Table Of Contents
Table Of Contents

mx.io.LibSVMIter

Description

Returns the LibSVM iterator which returns data with csr storage type. This iterator is experimental and should be used with care.

The input data is stored in a format similar to LibSVM file format, except that the indices are expected to be zero-based instead of one-based, and the column indices for each row are expected to be sorted in ascending order. Details of the LibSVM format are available here.

The data_shape parameter is used to set the shape of each line of the data. The dimension of both data_shape and label_shape are expected to be 1.

The data_libsvm parameter is used to set the path input LibSVM file. When it is set to a directory, all the files in the directory will be read.
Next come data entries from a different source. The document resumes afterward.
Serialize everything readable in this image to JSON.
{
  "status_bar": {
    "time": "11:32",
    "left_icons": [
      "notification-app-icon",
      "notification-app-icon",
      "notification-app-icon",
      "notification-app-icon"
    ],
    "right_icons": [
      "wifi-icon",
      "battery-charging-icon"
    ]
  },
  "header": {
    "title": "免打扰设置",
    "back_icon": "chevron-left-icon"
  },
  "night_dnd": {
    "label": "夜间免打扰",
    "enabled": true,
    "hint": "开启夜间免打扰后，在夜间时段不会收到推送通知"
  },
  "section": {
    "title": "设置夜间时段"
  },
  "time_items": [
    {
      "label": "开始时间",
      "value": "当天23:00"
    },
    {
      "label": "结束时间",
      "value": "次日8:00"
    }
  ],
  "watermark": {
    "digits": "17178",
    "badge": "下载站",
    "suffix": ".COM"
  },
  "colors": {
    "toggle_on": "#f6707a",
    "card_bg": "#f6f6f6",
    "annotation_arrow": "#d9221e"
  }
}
When label_libsvm is set to NULL, both data and label are read from the file specified by data_libsvm. In this case, the data is stored in csr storage type, while the label is a 1D dense array.

The LibSVMIter only support round_batch parameter set to True. Therefore, if batch_size is 3 and there are 4 total rows in libsvm file, 2 more examples are consumed at the first round.

When num_parts and part_index are provided, the data is split into num_parts partitions, and the iterator only reads the part_index-th partition. However, the partitions are not guaranteed to be even.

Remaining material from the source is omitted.